Don’t Write Another “Check” Until You “Check” This Out
The Check Clearing for the 21st Century Act (Check 21) went into effect on October 28, 2004. As a result of the new law, money will be drafted from your account immediately when you write a check. The law allows retailers to scan your check through a machine that deducts the cash within minutes. It is essentially the end of the paper check system, as well, because the check will eventually be destroyed. There will be an image of the check online and that will serve as proof if you need it. Everything is becoming electronic, and a bank will know if a check is good right away. The main effects of Check 21 are:
- You will not be able to get your original paper checks back because your bank will no longer have them.
- Checks you write will clear sooner, increasing the risk that a check will bounce if funds are not in the account when you write the check. Do not write a check unless the funds are already in the account to cover it.
- You may not get access to the funds from checks you deposit any sooner, because the new law does not shorten check hold times.
- Banks will save money on processing checks, but banks are not required to share these savings with consumers.
- Different kinds of copies of a check will have different rights attached. Check 21 creates a new kind of paper copy of an electronic image of a check. This special kind of copy is called a “substitute check.” Only a substitute check can be the legal equivalent of the original check, and only a substitute check triggers your right to recredit of disputed funds. A regular copy of a check does not carry these same protections. If you ask for a copy of a check, your bank may send you an ordinary copy instead of this special kind of copy which triggers legal rights and protections unless you ask for a substitute check.
- A bank other than your bank will have your original check and will decide whether to destroy it. Neither Check 21 nor any other law requires a bank to keep your original check for any period of time. Before Check 21, your own bank decided how long to keep your original checks, if you did not get them returned with your statement. Under Check 21, the bank of the person to whom you wrote the check may decide when to destroy your check.

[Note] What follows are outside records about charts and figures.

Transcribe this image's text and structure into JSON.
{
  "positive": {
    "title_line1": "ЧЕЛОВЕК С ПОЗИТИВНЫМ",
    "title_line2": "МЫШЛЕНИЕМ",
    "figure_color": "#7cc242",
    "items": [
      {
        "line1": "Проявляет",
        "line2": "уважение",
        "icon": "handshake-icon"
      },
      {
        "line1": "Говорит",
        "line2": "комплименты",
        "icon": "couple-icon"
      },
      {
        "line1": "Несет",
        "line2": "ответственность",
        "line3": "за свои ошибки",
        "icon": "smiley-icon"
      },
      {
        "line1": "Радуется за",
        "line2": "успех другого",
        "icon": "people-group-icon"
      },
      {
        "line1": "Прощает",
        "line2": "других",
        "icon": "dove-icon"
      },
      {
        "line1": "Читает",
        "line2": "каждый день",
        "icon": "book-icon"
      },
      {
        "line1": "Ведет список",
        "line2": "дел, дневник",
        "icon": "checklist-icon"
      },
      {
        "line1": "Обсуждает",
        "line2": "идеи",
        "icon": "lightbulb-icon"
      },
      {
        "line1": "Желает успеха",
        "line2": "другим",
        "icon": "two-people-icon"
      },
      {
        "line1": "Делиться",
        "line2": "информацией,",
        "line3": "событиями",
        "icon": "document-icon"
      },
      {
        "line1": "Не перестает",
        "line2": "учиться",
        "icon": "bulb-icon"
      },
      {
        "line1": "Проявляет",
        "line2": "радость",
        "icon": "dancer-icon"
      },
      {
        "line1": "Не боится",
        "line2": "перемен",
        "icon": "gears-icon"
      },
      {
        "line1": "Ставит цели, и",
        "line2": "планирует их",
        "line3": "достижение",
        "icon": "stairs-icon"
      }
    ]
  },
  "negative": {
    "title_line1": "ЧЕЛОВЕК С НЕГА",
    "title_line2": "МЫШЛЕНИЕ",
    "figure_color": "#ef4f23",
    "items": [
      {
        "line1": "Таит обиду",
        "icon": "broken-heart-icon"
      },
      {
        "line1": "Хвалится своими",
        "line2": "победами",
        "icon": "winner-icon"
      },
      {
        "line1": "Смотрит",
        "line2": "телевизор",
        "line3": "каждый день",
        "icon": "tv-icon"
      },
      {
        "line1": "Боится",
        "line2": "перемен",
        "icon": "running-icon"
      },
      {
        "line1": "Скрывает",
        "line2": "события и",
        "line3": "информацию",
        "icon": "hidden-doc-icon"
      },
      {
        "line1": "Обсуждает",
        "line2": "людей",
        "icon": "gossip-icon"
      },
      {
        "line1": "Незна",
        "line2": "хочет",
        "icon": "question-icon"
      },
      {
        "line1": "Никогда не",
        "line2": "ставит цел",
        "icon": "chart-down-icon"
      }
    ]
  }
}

- Consumers will get new rights for some electronically processed checks, but not for others. When a so-called “substitute check” is provided to a consumer, Check 21 gives the consumer a right to have funds of up to $2,500 recredited to the consumer’s account in 10 business days if the check is paid twice, paid for the wrong amount, or otherwise paid in error. The regulations restrict the right of recredit only to checks where the consumer was provided with a substitute check. If a check is processed electronically by all the banks it is routed through without the use of a substitute check and the consumer is not provided with a substitute check, then the check remains under state check law. In that case, the consumer does not receive a 10 day right of recredit even if the electronic image of the check is paid twice, paid for the wrong amount, or if both the electronic image and the paper check are paid.
- Consumers who want to maximize their consumer rights should ask for return of “substitute check” with their checking account statements.
- Only the special “substitute check” can be legally equivalent to the original check to prove payment. The copies that a bank sends to consumers under a so-called “voluntary truncation” agreement, where the consumer agrees not to get the checks back, do not prove that a payment has been made, and do not trigger your Check 21 recredit right.